The Story
Why it exists.
The beginning
Vendemmia means harvest. In Tuscany, it's the season when the grapes come in, warm afternoons, the smell of crushed fruit, something celebratory in the air. Salvatore Ferragamo launched this scent in 2013 as part of the Tuscan Soul collection, a line built around the idea that Italy's landscapes translate into something you can wear. Fabrice Pellegrin composed it with Mediterranean ingredients: bergamot from Italy's citrus groves, fig leaf that evokes the Tuscan countryside, sandalwood that brings warmth to the drydown. The concept was straightforward, capture the feeling of late summer in a bottle, the moment between the harvest and the evening.
What makes Vendemmia interesting is the way it handles fig. Most fragrances lean into the fruit itself, sweet, almost lactonic. Here, the fig leaf leads. It's the green, slightly bitter smell of stems and branches, not the fruit. This creates a different tension: the sweet peach and bergamot in the opening against that green, herbal heart. The ambroxan in the base is subtle, not the dramatic marine ambroxan of some fragrances, but a quiet warmth that extends the sandalwood. The tonka bean does what tonka bean always does: softens everything, adds a hint of sweetness without becoming dessert.
The evolution
The opening is immediate, bergamot and citron hit bright, the wild peach adds a soft sweetness that feels ripe without being heavy. This phase lasts maybe thirty minutes before the fig leaf takes over, shifting the composition from citrus-bright to green and grounded.
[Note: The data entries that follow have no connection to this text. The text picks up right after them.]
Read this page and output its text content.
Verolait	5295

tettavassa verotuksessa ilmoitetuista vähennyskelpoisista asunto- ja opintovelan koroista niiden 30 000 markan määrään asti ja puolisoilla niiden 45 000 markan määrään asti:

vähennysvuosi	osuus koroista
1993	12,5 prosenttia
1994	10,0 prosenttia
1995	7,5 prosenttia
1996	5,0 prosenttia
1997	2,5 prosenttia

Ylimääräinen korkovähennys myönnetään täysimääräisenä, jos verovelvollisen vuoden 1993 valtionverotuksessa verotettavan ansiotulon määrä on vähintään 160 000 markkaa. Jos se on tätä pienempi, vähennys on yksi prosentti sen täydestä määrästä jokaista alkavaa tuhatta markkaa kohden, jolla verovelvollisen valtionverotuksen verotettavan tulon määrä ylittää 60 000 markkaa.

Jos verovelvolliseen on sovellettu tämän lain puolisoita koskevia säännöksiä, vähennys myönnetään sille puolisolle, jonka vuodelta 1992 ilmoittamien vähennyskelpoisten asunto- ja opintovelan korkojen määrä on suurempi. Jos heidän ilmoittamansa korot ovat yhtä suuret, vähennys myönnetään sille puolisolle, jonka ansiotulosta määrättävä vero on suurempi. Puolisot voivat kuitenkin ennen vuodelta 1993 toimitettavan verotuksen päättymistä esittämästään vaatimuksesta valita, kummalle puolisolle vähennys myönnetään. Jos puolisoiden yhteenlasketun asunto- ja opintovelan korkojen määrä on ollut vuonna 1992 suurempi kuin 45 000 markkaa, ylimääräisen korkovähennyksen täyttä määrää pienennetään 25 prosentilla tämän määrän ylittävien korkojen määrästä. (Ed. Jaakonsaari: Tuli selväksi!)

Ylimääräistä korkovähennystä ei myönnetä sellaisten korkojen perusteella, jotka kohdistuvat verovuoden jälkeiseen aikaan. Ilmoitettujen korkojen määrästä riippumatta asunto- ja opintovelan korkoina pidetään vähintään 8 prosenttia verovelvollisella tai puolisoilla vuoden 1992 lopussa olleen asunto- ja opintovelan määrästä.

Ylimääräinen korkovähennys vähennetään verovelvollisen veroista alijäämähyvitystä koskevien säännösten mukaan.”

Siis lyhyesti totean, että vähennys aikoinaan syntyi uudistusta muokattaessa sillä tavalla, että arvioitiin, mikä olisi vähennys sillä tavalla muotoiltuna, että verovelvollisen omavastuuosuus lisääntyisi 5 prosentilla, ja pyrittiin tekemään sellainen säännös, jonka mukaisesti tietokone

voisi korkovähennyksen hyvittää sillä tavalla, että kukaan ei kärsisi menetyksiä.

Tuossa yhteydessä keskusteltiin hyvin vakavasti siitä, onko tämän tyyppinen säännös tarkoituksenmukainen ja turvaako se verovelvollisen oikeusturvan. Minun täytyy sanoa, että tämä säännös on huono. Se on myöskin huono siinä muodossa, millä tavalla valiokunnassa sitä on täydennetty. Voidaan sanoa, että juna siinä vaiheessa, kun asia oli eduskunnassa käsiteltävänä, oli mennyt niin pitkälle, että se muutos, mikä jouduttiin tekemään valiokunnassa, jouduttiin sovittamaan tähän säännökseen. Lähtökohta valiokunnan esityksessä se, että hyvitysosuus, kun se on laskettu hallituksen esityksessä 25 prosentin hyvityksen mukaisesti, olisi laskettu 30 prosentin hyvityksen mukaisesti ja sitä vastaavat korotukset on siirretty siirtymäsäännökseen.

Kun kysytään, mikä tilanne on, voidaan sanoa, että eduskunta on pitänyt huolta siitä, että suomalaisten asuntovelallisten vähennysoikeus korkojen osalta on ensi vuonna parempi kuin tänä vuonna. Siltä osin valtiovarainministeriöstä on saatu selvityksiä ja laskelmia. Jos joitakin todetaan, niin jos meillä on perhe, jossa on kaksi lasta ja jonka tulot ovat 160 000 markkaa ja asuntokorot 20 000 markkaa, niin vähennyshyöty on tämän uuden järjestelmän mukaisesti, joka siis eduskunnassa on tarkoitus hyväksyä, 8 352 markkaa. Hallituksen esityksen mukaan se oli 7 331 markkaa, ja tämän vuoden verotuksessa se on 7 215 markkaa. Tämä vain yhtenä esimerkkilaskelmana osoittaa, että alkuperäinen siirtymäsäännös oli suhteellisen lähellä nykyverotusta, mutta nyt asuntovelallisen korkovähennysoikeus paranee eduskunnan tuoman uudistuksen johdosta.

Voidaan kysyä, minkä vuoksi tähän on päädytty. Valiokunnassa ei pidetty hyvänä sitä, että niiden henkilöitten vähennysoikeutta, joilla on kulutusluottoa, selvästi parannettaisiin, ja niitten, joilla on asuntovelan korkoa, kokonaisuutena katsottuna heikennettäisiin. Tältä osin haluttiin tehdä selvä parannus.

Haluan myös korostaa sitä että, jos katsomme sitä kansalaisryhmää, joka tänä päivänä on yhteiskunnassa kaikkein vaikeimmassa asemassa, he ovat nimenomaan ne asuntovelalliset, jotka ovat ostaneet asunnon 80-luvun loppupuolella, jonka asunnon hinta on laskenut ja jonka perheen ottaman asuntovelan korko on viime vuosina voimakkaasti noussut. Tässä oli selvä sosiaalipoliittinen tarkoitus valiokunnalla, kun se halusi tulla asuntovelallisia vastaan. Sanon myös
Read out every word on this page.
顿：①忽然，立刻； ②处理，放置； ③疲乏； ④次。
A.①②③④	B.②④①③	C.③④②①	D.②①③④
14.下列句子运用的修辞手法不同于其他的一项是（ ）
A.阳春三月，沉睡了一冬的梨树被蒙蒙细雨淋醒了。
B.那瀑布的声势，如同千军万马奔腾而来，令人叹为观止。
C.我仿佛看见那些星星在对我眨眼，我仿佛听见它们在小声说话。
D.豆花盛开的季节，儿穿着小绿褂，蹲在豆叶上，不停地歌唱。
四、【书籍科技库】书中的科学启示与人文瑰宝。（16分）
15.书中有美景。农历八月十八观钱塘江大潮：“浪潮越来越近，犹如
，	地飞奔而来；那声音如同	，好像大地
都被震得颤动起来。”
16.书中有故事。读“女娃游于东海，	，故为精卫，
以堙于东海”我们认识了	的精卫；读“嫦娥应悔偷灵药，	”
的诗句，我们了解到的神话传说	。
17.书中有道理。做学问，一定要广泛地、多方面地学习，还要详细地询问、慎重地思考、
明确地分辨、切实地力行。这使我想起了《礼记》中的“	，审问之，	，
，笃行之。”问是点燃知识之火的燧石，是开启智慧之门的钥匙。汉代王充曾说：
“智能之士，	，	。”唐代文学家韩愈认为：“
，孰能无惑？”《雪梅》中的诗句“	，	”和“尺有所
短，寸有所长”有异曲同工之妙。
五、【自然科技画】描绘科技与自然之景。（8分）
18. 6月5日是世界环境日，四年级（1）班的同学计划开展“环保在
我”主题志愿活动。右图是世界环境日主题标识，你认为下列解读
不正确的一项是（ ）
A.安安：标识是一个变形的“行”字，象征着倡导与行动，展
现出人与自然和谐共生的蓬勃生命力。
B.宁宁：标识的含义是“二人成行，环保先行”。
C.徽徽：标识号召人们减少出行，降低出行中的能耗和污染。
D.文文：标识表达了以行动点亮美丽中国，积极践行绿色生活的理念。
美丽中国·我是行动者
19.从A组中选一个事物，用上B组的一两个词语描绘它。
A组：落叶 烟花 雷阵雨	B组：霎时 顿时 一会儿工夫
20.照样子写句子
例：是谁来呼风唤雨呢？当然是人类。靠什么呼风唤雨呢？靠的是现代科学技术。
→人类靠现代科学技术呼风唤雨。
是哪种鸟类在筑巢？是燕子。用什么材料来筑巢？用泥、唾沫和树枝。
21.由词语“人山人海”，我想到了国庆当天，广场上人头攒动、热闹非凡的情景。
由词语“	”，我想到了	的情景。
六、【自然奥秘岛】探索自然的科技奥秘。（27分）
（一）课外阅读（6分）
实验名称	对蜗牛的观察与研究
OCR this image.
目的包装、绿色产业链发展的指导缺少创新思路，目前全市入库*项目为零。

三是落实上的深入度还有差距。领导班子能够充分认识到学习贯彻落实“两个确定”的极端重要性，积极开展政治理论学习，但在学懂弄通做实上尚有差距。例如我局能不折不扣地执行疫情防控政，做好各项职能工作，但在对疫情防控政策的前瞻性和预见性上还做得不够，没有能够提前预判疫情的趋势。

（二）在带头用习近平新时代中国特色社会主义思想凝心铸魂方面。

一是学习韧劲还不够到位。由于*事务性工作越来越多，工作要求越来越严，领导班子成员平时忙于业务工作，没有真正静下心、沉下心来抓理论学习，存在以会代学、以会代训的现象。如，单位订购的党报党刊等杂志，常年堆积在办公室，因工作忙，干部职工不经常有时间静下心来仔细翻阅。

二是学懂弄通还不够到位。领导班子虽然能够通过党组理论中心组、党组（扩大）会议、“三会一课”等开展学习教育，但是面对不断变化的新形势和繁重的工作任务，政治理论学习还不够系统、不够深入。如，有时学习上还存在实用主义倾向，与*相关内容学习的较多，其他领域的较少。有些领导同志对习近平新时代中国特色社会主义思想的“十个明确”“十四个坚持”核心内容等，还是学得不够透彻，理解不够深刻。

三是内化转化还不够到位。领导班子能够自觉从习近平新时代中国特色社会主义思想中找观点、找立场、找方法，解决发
The jasmine appears here too, but it's restrained, not the heady white floral of some fragrances, more a whisper that keeps the composition moving. The drydown is where Vendemmia earns its keep. The sandalwood and tonka bean blend into something warm and slightly powdery, the ambroxan adding a skin-like quality that lingers. On most skin types, expect six to eight hours. The sillage stays moderate, not a fragrance that announces itself, but one that stays close and intimate, the kind someone notices only when they're standing near you.
Cultural impact
Vendemmia sits in a specific corner of the market: the refined Mediterranean fragrance space. It's not niche-expensive or mass-market casual. The Ferragamo name carries weight in this zone, the brand's positioning around restraint and Italian craftsmanship gives the scent a built-in audience. Wearers tend to describe it as the fragrance for someone who already knows what they want.